Um dia qualquer reparei que deixara de aparecer e perguntei à Rita por ele. Ela disse-me que falecera, há menos de um mês.
Nesse momento, senti-me estranho, por o conhecer durante meia dúzia de anos e nunca ter trocado uma palavra com ele, muito menos conversado. As palavras dele eram todas para a Rita, como se me quisesse meter ciúmes. Às vezes referia-se a mim na terceira pessoa, do género "o seu amigo isto ou aquilo". Eram sempre coisas simples e agradáveis, que apanhava das nossas conversas e que faziam a Rita sorrir.
Depois a minha amiga fez um ligeiro esboço biográfico do homem bem vestido que eu apenas sabia que gostava de ler o "Público", no começo da manhã.

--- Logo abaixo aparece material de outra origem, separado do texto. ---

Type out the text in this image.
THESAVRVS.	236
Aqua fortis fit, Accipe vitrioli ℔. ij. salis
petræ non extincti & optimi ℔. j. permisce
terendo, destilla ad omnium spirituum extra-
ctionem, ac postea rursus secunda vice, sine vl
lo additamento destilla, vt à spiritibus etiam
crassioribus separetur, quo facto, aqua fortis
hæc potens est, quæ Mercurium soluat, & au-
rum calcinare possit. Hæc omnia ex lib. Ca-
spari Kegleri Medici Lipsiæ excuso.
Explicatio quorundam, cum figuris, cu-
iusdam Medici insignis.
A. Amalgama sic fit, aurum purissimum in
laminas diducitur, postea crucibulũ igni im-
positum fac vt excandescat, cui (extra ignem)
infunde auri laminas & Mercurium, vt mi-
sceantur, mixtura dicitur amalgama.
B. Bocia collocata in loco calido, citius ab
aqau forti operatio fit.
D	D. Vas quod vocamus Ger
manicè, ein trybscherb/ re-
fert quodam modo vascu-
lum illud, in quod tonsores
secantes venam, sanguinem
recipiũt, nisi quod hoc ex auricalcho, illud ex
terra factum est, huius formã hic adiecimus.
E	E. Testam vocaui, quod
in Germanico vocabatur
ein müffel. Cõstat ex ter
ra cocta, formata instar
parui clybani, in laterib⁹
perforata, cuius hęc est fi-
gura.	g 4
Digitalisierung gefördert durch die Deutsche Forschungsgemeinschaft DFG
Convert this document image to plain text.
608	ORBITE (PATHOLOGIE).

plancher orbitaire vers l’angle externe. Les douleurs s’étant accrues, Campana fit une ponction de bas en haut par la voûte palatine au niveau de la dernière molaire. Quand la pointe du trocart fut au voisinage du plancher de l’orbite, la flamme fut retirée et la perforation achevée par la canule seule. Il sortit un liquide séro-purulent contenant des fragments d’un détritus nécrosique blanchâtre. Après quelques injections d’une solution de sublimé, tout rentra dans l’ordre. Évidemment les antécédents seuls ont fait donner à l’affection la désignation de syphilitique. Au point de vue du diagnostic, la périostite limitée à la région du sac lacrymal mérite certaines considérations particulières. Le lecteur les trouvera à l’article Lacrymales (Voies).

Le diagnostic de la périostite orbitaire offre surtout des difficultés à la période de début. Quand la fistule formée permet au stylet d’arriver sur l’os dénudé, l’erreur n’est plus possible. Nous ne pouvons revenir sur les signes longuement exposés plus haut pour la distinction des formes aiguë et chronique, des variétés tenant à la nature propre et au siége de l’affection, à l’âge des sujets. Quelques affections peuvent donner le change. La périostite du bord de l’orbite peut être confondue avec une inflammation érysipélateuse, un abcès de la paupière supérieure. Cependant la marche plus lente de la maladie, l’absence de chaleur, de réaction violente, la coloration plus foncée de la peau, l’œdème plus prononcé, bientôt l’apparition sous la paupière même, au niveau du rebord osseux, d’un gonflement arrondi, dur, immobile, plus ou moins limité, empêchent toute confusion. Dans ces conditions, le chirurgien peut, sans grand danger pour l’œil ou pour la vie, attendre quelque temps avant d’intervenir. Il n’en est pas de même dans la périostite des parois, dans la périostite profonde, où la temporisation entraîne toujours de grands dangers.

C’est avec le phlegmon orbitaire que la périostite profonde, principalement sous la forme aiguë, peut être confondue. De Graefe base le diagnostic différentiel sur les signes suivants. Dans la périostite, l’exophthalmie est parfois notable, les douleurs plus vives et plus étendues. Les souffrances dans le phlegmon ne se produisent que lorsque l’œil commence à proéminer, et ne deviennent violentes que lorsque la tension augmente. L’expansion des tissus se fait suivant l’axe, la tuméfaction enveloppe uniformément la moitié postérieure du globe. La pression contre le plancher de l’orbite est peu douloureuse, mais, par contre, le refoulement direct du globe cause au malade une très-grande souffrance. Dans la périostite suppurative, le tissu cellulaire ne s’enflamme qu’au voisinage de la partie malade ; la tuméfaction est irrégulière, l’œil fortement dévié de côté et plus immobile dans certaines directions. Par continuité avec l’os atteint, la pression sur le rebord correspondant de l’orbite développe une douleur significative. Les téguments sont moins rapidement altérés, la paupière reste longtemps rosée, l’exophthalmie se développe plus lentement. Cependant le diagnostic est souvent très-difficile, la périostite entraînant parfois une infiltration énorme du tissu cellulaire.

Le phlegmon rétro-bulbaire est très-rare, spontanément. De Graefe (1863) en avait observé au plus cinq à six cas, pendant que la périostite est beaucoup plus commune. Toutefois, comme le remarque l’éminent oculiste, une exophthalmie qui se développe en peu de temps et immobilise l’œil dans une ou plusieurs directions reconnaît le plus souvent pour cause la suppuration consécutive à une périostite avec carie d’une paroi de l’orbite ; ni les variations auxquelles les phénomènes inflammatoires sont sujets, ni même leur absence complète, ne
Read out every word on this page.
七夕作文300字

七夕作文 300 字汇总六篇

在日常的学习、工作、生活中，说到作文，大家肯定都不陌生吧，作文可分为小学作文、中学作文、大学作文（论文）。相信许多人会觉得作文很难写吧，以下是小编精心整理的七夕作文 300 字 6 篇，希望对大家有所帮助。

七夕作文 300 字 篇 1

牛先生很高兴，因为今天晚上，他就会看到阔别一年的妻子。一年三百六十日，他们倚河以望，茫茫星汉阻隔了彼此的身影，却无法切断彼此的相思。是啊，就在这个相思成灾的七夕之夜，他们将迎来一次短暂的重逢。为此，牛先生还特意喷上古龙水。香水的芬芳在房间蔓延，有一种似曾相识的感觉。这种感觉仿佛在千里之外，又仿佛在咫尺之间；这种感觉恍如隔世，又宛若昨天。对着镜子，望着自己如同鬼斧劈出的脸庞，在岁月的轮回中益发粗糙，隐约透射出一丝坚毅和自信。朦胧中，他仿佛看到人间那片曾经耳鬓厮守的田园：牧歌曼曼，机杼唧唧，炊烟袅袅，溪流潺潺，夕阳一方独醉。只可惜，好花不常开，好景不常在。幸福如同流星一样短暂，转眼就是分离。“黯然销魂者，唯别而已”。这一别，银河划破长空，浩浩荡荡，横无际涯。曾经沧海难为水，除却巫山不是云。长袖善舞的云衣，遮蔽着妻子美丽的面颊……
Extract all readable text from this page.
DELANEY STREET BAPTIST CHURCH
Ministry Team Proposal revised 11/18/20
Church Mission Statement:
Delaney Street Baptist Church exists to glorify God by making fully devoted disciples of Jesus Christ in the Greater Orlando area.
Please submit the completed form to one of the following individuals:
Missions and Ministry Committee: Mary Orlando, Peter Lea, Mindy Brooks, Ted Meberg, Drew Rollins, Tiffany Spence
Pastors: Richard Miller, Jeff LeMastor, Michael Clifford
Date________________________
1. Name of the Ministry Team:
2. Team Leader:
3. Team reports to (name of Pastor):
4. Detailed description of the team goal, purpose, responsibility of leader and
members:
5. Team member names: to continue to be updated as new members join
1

Publicitário e poeta como o grande O'Neill (trabalhou com ele no começo...), deixava viúva uma professora e também duas filhas e um neto, que nunca conhecera. Uma vez ele ofereceu-lhe um livro, com uma dedicatória deliciosa...
Não falámos da sua aparente ambivalência sexual. Não era necessário.
Foi quando a Rita disse: «Falamos tantas vezes de coisas que não sabemos. Quase sempre, estupidamente.»